Like Toyota, Ford faces its own ‘unintended acceleration’ lawsuit

Chicago readers no doubt remember the sudden acceleration scandal that has plagued Toyota for the last few years. Many car accidents were blamed on this alleged vehicle defect and Toyota is only now settling the bulk of related lawsuits.

But it seems that “unintended acceleration” is not just a problem in Toyota vehicles. Recently, more than 20 plaintiffs sought class action status in a lawsuit against Ford, alleging that millions of its vehicles suffer from the same design defect.

The lawsuit was filed in West Virginia but involves plaintiffs from 14 different states. The complaint alleges that between 2003 and 2009, 22 percent of complaints regarding unintended acceleration were related to Ford vehicles. This is according to a U.S. Department of Transportation report from 2011. The plaintiffs accuse Ford of concealing this information from the public and failing to take corrective actions such as the installation of a brake override system.

The plaintiffs’ lead attorney said: “For too long, Ford has put its own financial interests ahead of its consumers’ safety. We hope this lawsuit sheds light on this important situation and requires Ford to correct its ways, compensate its customers and put them first.”

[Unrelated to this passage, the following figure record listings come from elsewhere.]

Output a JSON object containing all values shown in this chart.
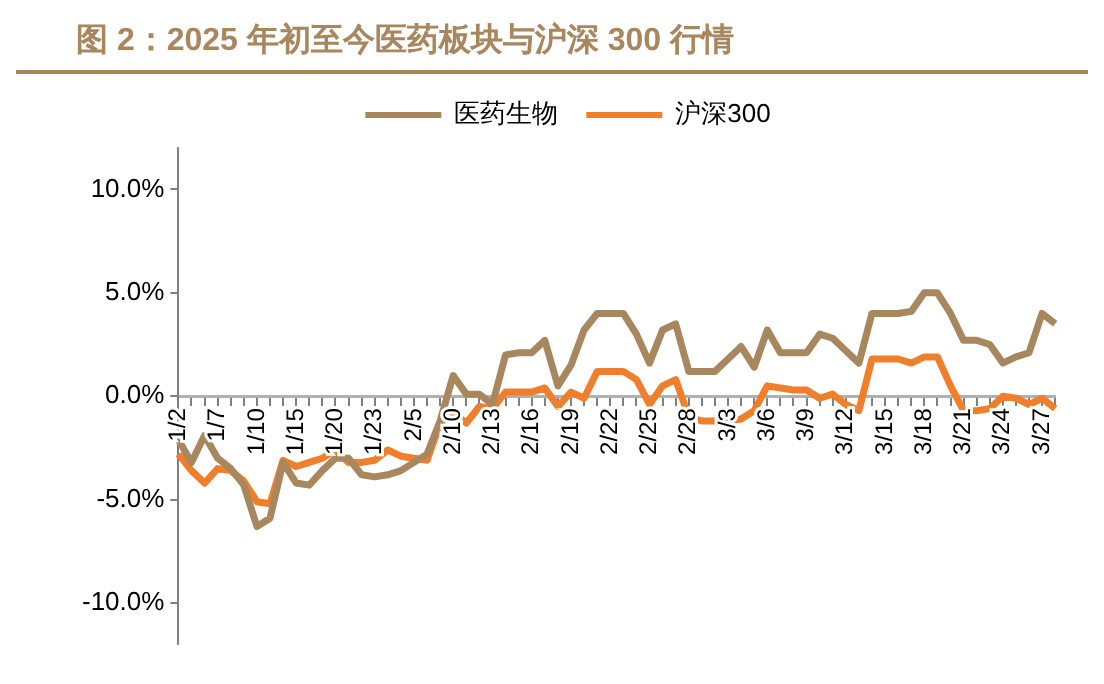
{
  "chart_data": {
    "type": "line",
    "title": "图 2：2025 年初至今医药板块与沪深 300 行情",
    "categories": [
      "1/2",
      null,
      null,
      "1/7",
      null,
      null,
      "1/10",
      null,
      null,
      "1/15",
      null,
      null,
      "1/20",
      null,
      null,
      "1/23",
      null,
      null,
      "2/5",
      null,
      null,
      "2/10",
      null,
      null,
      "2/13",
      null,
      null,
      "2/16",
      null,
      null,
      "2/19",
      null,
      null,
      "2/22",
      null,
      null,
      "2/25",
      null,
      null,
      "2/28",
      null,
      null,
      "3/3",
      null,
      null,
      "3/6",
      null,
      null,
      "3/9",
      null,
      null,
      "3/12",
      null,
      null,
      "3/15",
      null,
      null,
      "3/18",
      null,
      null,
      "3/21",
      null,
      null,
      "3/24",
      null,
      null,
      "3/27",
      null
    ],
    "series": [
      {
        "name": "医药生物",
        "color": "#a8865e",
        "values": [
          -2.1,
          -3.2,
          -1.9,
          -3.0,
          -3.5,
          -4.3,
          -6.3,
          -5.9,
          -3.2,
          -4.2,
          -4.3,
          -3.6,
          -3.0,
          -3.0,
          -3.8,
          -3.9,
          -3.8,
          -3.6,
          -3.2,
          -2.8,
          -1.2,
          1.0,
          0.1,
          0.1,
          -0.4,
          2.0,
          2.1,
          2.1,
          2.7,
          0.5,
          1.5,
          3.2,
          4.0,
          4.0,
          4.0,
          3.0,
          1.6,
          3.2,
          3.5,
          1.2,
          1.2,
          1.2,
          1.8,
          2.4,
          1.4,
          3.2,
          2.1,
          2.1,
          2.1,
          3.0,
          2.8,
          2.2,
          1.6,
          4.0,
          4.0,
          4.0,
          4.1,
          5.0,
          5.0,
          4.0,
          2.7,
          2.7,
          2.5,
          1.6,
          1.9,
          2.1,
          4.0,
          3.5
        ]
      },
      {
        "name": "沪深300",
        "color": "#f07f2c",
        "values": [
          -2.8,
          -3.6,
          -4.2,
          -3.5,
          -3.6,
          -4.1,
          -5.1,
          -5.2,
          -3.1,
          -3.4,
          -3.2,
          -3.0,
          -2.6,
          -3.2,
          -3.2,
          -3.1,
          -2.6,
          -2.9,
          -3.0,
          -3.1,
          -1.3,
          -0.8,
          -1.3,
          -0.5,
          -0.6,
          0.2,
          0.2,
          0.2,
          0.4,
          -0.5,
          0.2,
          -0.1,
          1.2,
          1.2,
          1.2,
          0.8,
          -0.4,
          0.5,
          0.8,
          -1.0,
          -1.2,
          -1.2,
          -1.2,
          -1.1,
          -0.7,
          0.5,
          0.4,
          0.3,
          0.3,
          -0.1,
          0.1,
          -0.4,
          -0.7,
          1.8,
          1.8,
          1.8,
          1.6,
          1.9,
          1.9,
          0.5,
          -0.7,
          -0.7,
          -0.6,
          0.0,
          -0.1,
          -0.4,
          -0.1,
          -0.6
        ]
      }
    ],
    "ylim": [
      -12,
      12
    ],
    "yticks": [
      {
        "value": 10,
        "label": "10.0%"
      },
      {
        "value": 5,
        "label": "5.0%"
      },
      {
        "value": 0,
        "label": "0.0%"
      },
      {
        "value": -5,
        "label": "-5.0%"
      },
      {
        "value": -10,
        "label": "-10.0%"
      }
    ],
    "grid": false,
    "legend": "top",
    "marker": "none",
    "line_style": "solid"
  }
}
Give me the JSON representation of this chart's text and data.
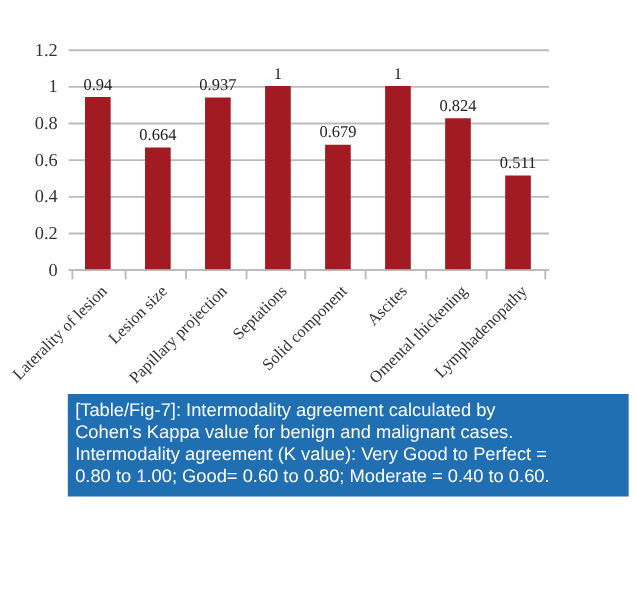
{
  "chart_data": {
    "type": "bar",
    "categories": [
      "Laterality of lesion",
      "Lesion size",
      "Papillary projection",
      "Septations",
      "Solid component",
      "Ascites",
      "Omental thickening",
      "Lymphadenopathy"
    ],
    "values": [
      0.94,
      0.664,
      0.937,
      1,
      0.679,
      1,
      0.824,
      0.511
    ],
    "color": "#a31b22",
    "ylim": [
      0,
      1.2
    ],
    "yticks": [
      0,
      0.2,
      0.4,
      0.6,
      0.8,
      1,
      1.2
    ],
    "grid": "y",
    "data_labels": true,
    "annotations": [
      "[Table/Fig-7]: Intermodality agreement calculated by Cohen's Kappa value for benign and malignant cases. Intermodality agreement (K value): Very Good to Perfect = 0.80 to 1.00; Good= 0.60 to 0.80; Moderate = 0.40 to 0.60."
    ]
  }
}
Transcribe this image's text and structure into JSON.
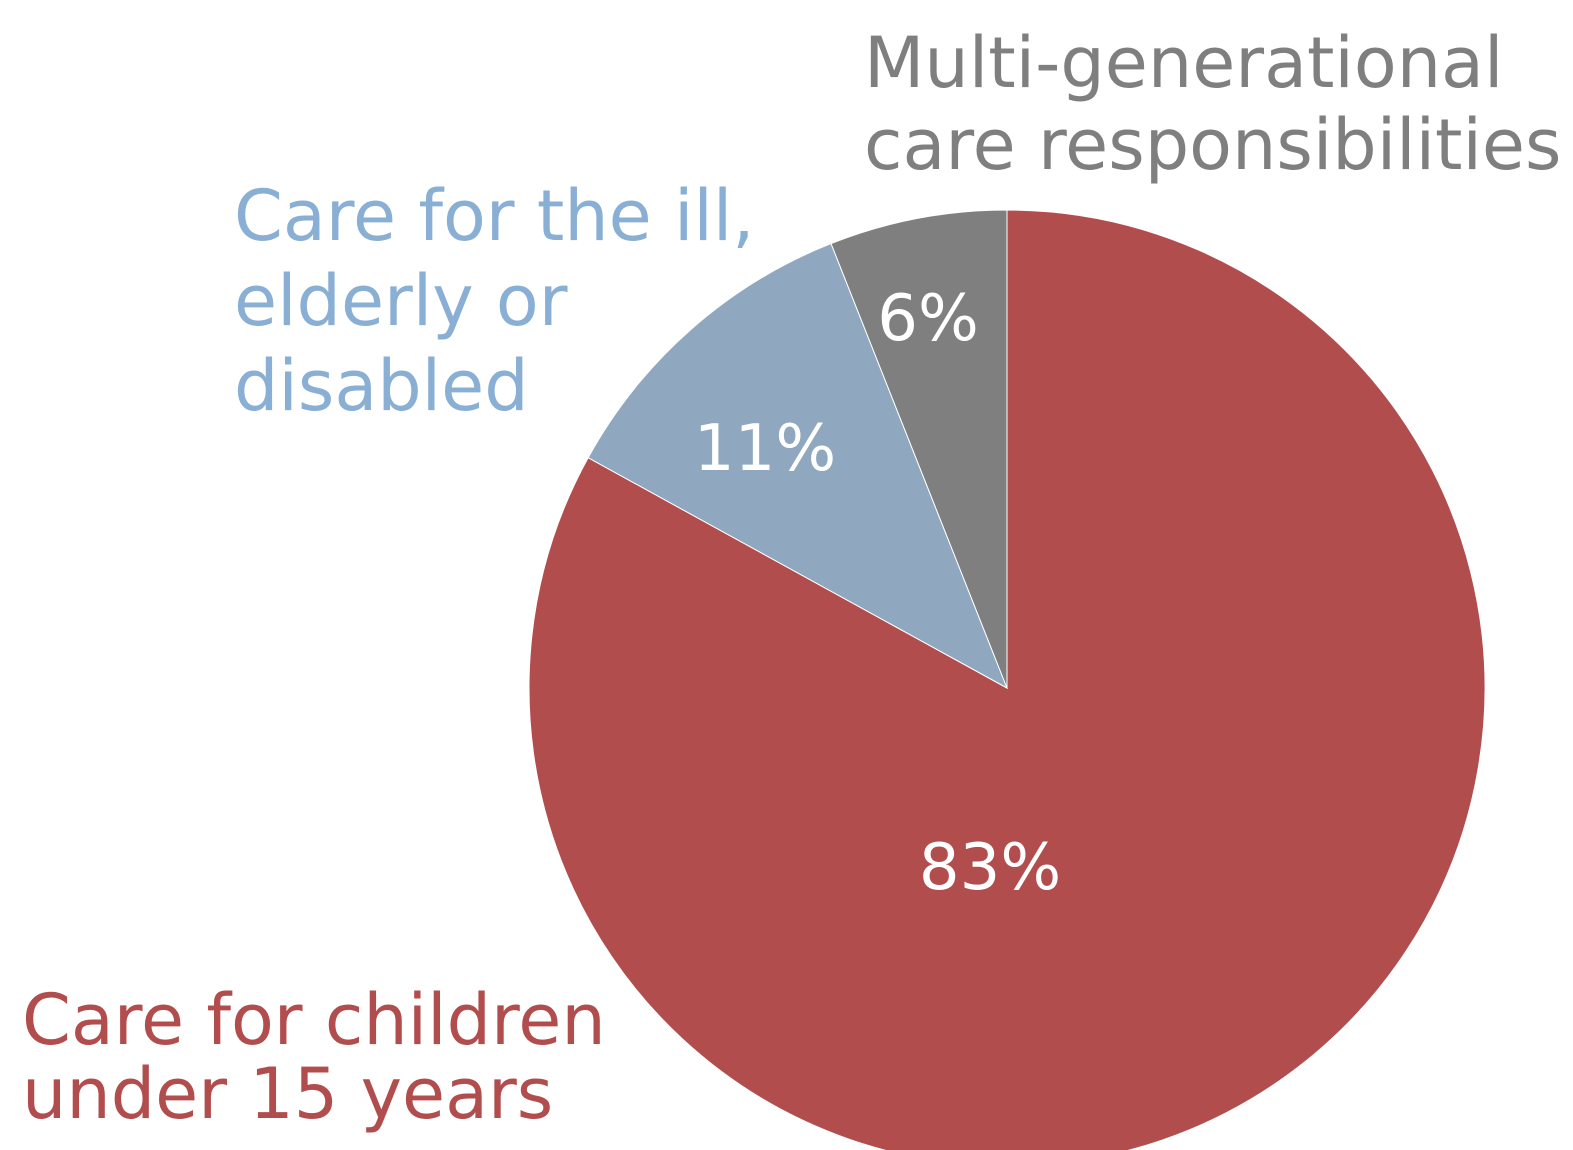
{
  "chart_data": {
    "type": "pie",
    "slices": [
      {
        "label_lines": [
          "Care for children",
          "under 15 years"
        ],
        "value": 83,
        "value_label": "83%",
        "color": "#b24d4e",
        "label_color": "#b24d4e"
      },
      {
        "label_lines": [
          "Care for the ill,",
          "elderly or",
          "disabled"
        ],
        "value": 11,
        "value_label": "11%",
        "color": "#8fa8bf",
        "label_color": "#8aafd4"
      },
      {
        "label_lines": [
          "Multi-generational",
          "care responsibilities"
        ],
        "value": 6,
        "value_label": "6%",
        "color": "#7f7f7f",
        "label_color": "#7f7f7f"
      }
    ],
    "start_angle_deg": 0,
    "direction": "clockwise",
    "legend": "none"
  }
}
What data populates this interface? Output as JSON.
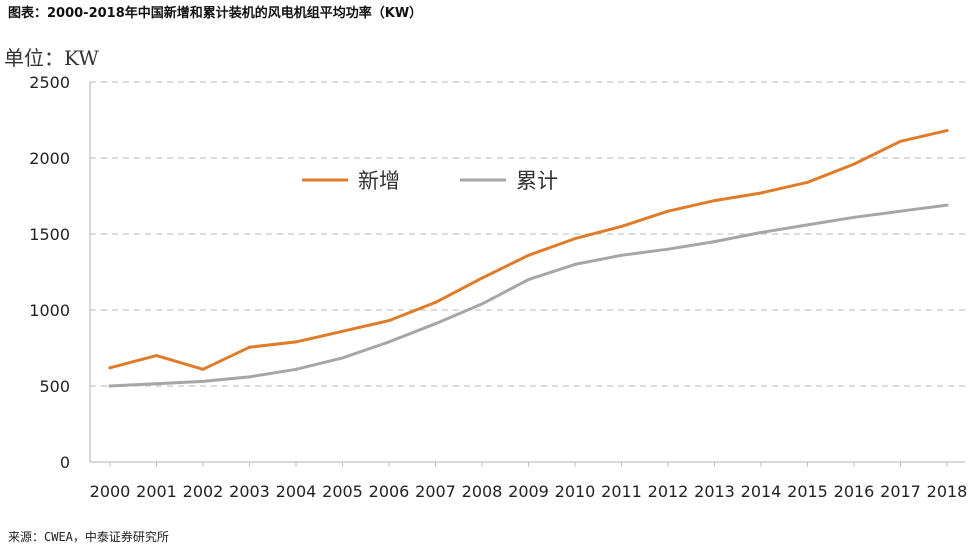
{
  "header": {
    "title": "图表：2000-2018年中国新增和累计装机的风电机组平均功率（KW）",
    "unit": "单位：KW"
  },
  "footer": {
    "source": "来源：CWEA，中泰证券研究所"
  },
  "chart_data": {
    "type": "line",
    "title": "图表：2000-2018年中国新增和累计装机的风电机组平均功率（KW）",
    "ylabel": "单位：KW",
    "xlabel": "",
    "x": [
      "2000",
      "2001",
      "2002",
      "2003",
      "2004",
      "2005",
      "2006",
      "2007",
      "2008",
      "2009",
      "2010",
      "2011",
      "2012",
      "2013",
      "2014",
      "2015",
      "2016",
      "2017",
      "2018"
    ],
    "ylim": [
      0,
      2500
    ],
    "yticks": [
      0,
      500,
      1000,
      1500,
      2000,
      2500
    ],
    "grid": true,
    "legend_position": "top-center",
    "series": [
      {
        "name": "新增",
        "color": "#e07b2a",
        "values": [
          620,
          700,
          610,
          755,
          790,
          860,
          930,
          1050,
          1210,
          1360,
          1470,
          1550,
          1650,
          1720,
          1770,
          1840,
          1960,
          2110,
          2180
        ]
      },
      {
        "name": "累计",
        "color": "#a6a6a6",
        "values": [
          500,
          515,
          530,
          560,
          610,
          685,
          790,
          910,
          1040,
          1200,
          1300,
          1360,
          1400,
          1450,
          1510,
          1560,
          1610,
          1650,
          1690
        ]
      }
    ]
  }
}
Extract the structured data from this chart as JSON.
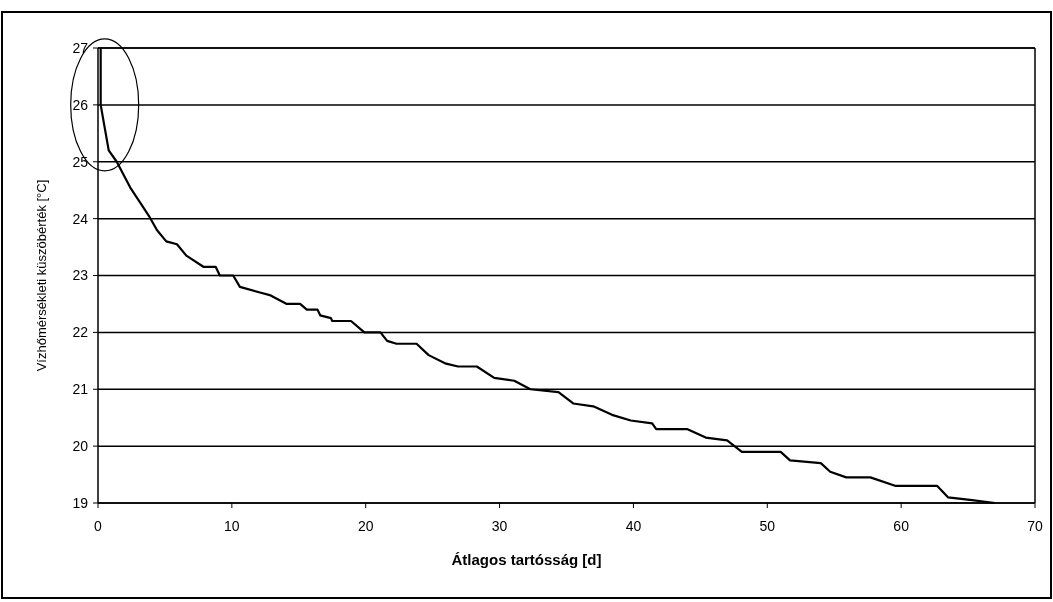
{
  "chart_data": {
    "type": "line",
    "xlabel": "Átlagos tartósság [d]",
    "ylabel": "Vízhőmérsékleti küszöbérték [°C]",
    "xlim": [
      0,
      70
    ],
    "xticks": [
      0,
      10,
      20,
      30,
      40,
      50,
      60,
      70
    ],
    "ylim": [
      19,
      27
    ],
    "yticks": [
      19,
      20,
      21,
      22,
      23,
      24,
      25,
      26,
      27
    ],
    "grid": "y",
    "line_style": "solid",
    "marker": "none",
    "series": [
      {
        "color": "#000000",
        "x": [
          0.2,
          0.2,
          0.8,
          1.4,
          2.4,
          3.8,
          4.4,
          5.1,
          5.9,
          6.6,
          7.9,
          8.8,
          9.1,
          10.1,
          10.6,
          12.1,
          12.9,
          14.1,
          15.1,
          15.6,
          16.4,
          16.6,
          17.4,
          17.5,
          18.9,
          19.9,
          21.1,
          21.6,
          22.3,
          23.8,
          24.7,
          26.0,
          26.9,
          28.3,
          29.6,
          31.1,
          32.3,
          34.4,
          35.5,
          37.0,
          38.4,
          39.8,
          41.4,
          41.7,
          44.0,
          45.4,
          47.0,
          48.1,
          51.0,
          51.7,
          54.0,
          54.7,
          55.9,
          57.7,
          59.6,
          62.7,
          63.5,
          65.3,
          67.0
        ],
        "values": [
          27,
          26,
          25.2,
          25,
          24.55,
          24.05,
          23.8,
          23.6,
          23.55,
          23.35,
          23.15,
          23.15,
          23,
          23,
          22.8,
          22.7,
          22.65,
          22.5,
          22.5,
          22.4,
          22.4,
          22.3,
          22.25,
          22.2,
          22.2,
          22,
          22,
          21.85,
          21.8,
          21.8,
          21.6,
          21.45,
          21.4,
          21.4,
          21.2,
          21.15,
          21,
          20.95,
          20.75,
          20.7,
          20.55,
          20.45,
          20.4,
          20.3,
          20.3,
          20.15,
          20.1,
          19.9,
          19.9,
          19.75,
          19.7,
          19.55,
          19.45,
          19.45,
          19.3,
          19.3,
          19.1,
          19.05,
          19
        ]
      }
    ]
  }
}
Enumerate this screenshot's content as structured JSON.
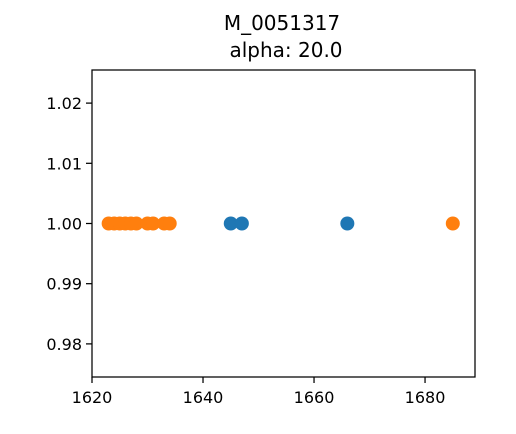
{
  "chart_data": {
    "type": "scatter",
    "title": "M_0051317",
    "subtitle": "alpha: 20.0",
    "xlabel": "",
    "ylabel": "",
    "xlim": [
      1620,
      1689
    ],
    "ylim": [
      0.9745,
      1.0255
    ],
    "grid": false,
    "x_ticks": [
      1620,
      1640,
      1660,
      1680
    ],
    "x_tick_labels": [
      "1620",
      "1640",
      "1660",
      "1680"
    ],
    "y_ticks": [
      0.98,
      0.99,
      1.0,
      1.01,
      1.02
    ],
    "y_tick_labels": [
      "0.98",
      "0.99",
      "1.00",
      "1.01",
      "1.02"
    ],
    "series": [
      {
        "name": "series-blue",
        "color": "#1f77b4",
        "points": [
          {
            "x": 1645,
            "y": 1.0
          },
          {
            "x": 1647,
            "y": 1.0
          },
          {
            "x": 1666,
            "y": 1.0
          }
        ]
      },
      {
        "name": "series-orange",
        "color": "#ff7f0e",
        "points": [
          {
            "x": 1623,
            "y": 1.0
          },
          {
            "x": 1624,
            "y": 1.0
          },
          {
            "x": 1625,
            "y": 1.0
          },
          {
            "x": 1626,
            "y": 1.0
          },
          {
            "x": 1627,
            "y": 1.0
          },
          {
            "x": 1628,
            "y": 1.0
          },
          {
            "x": 1630,
            "y": 1.0
          },
          {
            "x": 1631,
            "y": 1.0
          },
          {
            "x": 1633,
            "y": 1.0
          },
          {
            "x": 1634,
            "y": 1.0
          },
          {
            "x": 1685,
            "y": 1.0
          }
        ]
      }
    ]
  }
}
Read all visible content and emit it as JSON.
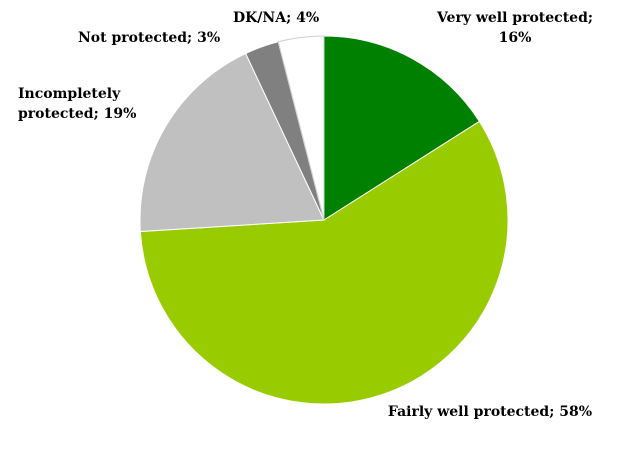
{
  "chart_data": {
    "type": "pie",
    "values": [
      16,
      58,
      19,
      3,
      4
    ],
    "value_labels": [
      "Very well protected; 16%",
      "Fairly well protected; 58%",
      "Incompletely protected; 19%",
      "Not protected; 3%",
      "DK/NA; 4%"
    ],
    "colors": [
      "#008000",
      "#99cc00",
      "#c0c0c0",
      "#808080",
      "#ffffff"
    ],
    "start_angle": 0,
    "direction": "clockwise"
  }
}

Most automakers have been accused of unintended acceleration at some point throughout their history. Unfortunately, the National Highway Traffic Safety Administration often blames driver error for most of these accidents. In response to the lawsuit, Ford issued a public statement essentially reminding consumers that the NHTSA has traditionally sided with automakers when it comes to allegations of unintended acceleration.

Still, if class-action status is granted, the scope of this lawsuit could expand quickly; eventually including millions of vehicles and perhaps hundreds of plaintiffs. This will be one case for consumers to follow closely, especially those who own a Ford.